Posted to dev@carbondata.apache.org by Chin Wei <lo...@gmail.com> on 2019/11/08 09:07:29 UTC

Data Load performance degrade when number of segment increase

Hi Community,

I notice that when the number of segments increased, the time taken to load
data increase as well.
After checking, whenever we load 1 csv file, it call readLoadMetadata 9
times. For a table with 10,000 segments each readLoadMetadata call took
50ms.

Is there any plan to improve this or any area that I can look at to improve
it.

Regards,
Chin Wei



--
Sent from: http://apache-carbondata-dev-mailing-list-archive.1130556.n5.nabble.com/

Re: Data Load performance degrade when number of segment increase

Posted by Jacky Li <ja...@apache.org>.
Hi,

My suggestion is:
1. Reduce the number of call of readTableStatusFile as less as possible in both loading and query.
2. Cache maybe added inside SegmentStatusManager for LoadMetadtaDetails, and cache invalidation should be carefully done, like for case when dropping table.
3. Do compaction to merge small segment periodically in your application, to reduce the number of segments.

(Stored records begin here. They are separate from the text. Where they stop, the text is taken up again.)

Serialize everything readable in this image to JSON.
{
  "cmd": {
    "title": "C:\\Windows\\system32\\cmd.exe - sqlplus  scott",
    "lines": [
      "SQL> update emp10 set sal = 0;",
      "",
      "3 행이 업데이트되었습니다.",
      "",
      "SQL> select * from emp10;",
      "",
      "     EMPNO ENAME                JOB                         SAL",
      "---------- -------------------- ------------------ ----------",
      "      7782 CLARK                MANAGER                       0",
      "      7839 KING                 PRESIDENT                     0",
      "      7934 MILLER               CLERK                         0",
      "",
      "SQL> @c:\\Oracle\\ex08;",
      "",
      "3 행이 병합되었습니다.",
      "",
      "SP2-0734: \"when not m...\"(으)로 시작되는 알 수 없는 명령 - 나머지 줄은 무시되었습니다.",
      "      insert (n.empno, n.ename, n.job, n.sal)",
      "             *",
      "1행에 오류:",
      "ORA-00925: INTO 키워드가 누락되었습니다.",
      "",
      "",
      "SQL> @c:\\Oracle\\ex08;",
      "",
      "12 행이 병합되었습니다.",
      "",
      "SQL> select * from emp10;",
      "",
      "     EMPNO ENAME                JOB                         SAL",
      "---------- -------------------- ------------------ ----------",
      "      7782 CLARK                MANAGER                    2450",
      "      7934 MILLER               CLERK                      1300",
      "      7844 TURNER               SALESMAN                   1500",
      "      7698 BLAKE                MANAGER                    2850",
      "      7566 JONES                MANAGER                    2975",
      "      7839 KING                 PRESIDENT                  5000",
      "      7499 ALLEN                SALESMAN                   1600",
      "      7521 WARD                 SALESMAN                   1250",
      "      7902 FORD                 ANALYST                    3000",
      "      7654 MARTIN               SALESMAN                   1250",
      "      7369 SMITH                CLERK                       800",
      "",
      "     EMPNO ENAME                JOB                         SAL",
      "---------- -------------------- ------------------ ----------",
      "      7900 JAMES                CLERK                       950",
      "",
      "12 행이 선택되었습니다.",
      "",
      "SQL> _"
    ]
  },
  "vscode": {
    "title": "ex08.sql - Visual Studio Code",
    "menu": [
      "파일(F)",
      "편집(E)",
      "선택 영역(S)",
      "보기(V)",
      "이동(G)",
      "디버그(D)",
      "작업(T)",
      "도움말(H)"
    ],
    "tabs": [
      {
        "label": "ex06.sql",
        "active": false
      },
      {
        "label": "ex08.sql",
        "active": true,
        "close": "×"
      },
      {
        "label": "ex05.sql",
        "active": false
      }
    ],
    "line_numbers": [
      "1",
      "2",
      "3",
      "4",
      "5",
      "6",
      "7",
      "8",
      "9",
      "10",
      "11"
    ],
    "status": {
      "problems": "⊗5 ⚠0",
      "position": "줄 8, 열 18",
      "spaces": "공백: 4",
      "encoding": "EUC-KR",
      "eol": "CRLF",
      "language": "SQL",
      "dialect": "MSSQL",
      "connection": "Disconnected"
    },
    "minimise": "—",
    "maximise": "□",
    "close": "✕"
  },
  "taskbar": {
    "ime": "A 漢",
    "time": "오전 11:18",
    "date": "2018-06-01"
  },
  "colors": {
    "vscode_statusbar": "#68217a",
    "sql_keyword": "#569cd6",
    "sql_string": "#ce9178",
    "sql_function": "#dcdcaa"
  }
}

After compaction, a small number of "compacted" segment entry will be remained in the table status file, and the "compacted" segment entry will be moved to history table status file. Check carbon.invisible.segments.preserve.count in http://carbondata.apache.org/configuration-parameters.html

If you want to work on it, you are welcome to submit JIRA and PRs.

Regards,
Jacky

On 2019/11/08 09:07:29, Chin Wei <lo...@gmail.com> wrote: 
> Hi Community,
> 
> I notice that when the number of segments increased, the time taken to load
> data increase as well.
> After checking, whenever we load 1 csv file, it call readLoadMetadata 9
> times. For a table with 10,000 segments each readLoadMetadata call took
> 50ms.
> 
> Is there any plan to improve this or any area that I can look at to improve
> it.
> 
> Regards,
> Chin Wei
> 
> 
> 
> --
> Sent from: http://apache-carbondata-dev-mailing-list-archive.1130556.n5.nabble.com/
>